ABSTRACT

The main objective of this study of Nation and Word will bear re-stating at this point: it is to explore the history of the kaleidoscopic relations of nation, language and religion (each of these in its most inclusive sense) in Europe between 1770 and 1850. Until now the focus has been mainly on theories concerning the origins, nature, function and constitutive relationships of language. I have explored the association of these theories with religious and philosophical traditions, and their reflection of and contribution to, the emerging idea of the modern nation state in Europe. Within Romanticism, however, there is a particularly complex relationship between concepts and theories about language and 'performative acts' of language as expression, communication, artistic creation.

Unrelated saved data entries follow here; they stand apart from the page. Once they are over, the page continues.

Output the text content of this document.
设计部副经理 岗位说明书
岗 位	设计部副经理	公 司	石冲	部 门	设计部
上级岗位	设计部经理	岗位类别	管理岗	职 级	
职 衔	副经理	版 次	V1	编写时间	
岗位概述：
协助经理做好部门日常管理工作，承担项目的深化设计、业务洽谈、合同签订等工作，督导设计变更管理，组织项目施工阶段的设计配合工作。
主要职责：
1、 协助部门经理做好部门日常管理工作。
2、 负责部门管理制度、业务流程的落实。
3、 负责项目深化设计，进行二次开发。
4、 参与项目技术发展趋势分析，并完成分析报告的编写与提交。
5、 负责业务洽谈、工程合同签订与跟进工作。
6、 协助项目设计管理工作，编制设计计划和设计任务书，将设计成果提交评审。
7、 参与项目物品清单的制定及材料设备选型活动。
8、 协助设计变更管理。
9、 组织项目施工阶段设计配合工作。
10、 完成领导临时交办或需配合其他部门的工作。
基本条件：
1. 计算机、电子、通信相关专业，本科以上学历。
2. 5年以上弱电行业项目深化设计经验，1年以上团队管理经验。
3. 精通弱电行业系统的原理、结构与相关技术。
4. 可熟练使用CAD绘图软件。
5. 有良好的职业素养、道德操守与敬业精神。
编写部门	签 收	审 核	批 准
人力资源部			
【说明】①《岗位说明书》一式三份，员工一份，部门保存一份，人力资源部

The distinction between theoretical analysis and literary exposition was often loosely marked more by internal dialectic than by clear boundaries within the work of authors such as Coleridge, Goethe or Chateaubriand. In response to this, our focus now shifts to the mythology, the tropes and figures through which the relationship of 'Nation' and 'Word', and of these to their purported divine source, evolved. Writers of the period frequently and often deliberately oscillated between words and the Word in connection with their own sense of national identity. The conscious attention to symbolism and the construction of philosophical theories concerning the nature and function of the symbol provided an important means through which the metaphysical nature of language could be expressed and made to serve the cause of national unity. One of the most important functions of many of the symbols which constituted the iconography of European nations was to link religious and national aspirations and ideals; it is this aspect which is of particular significance to us here.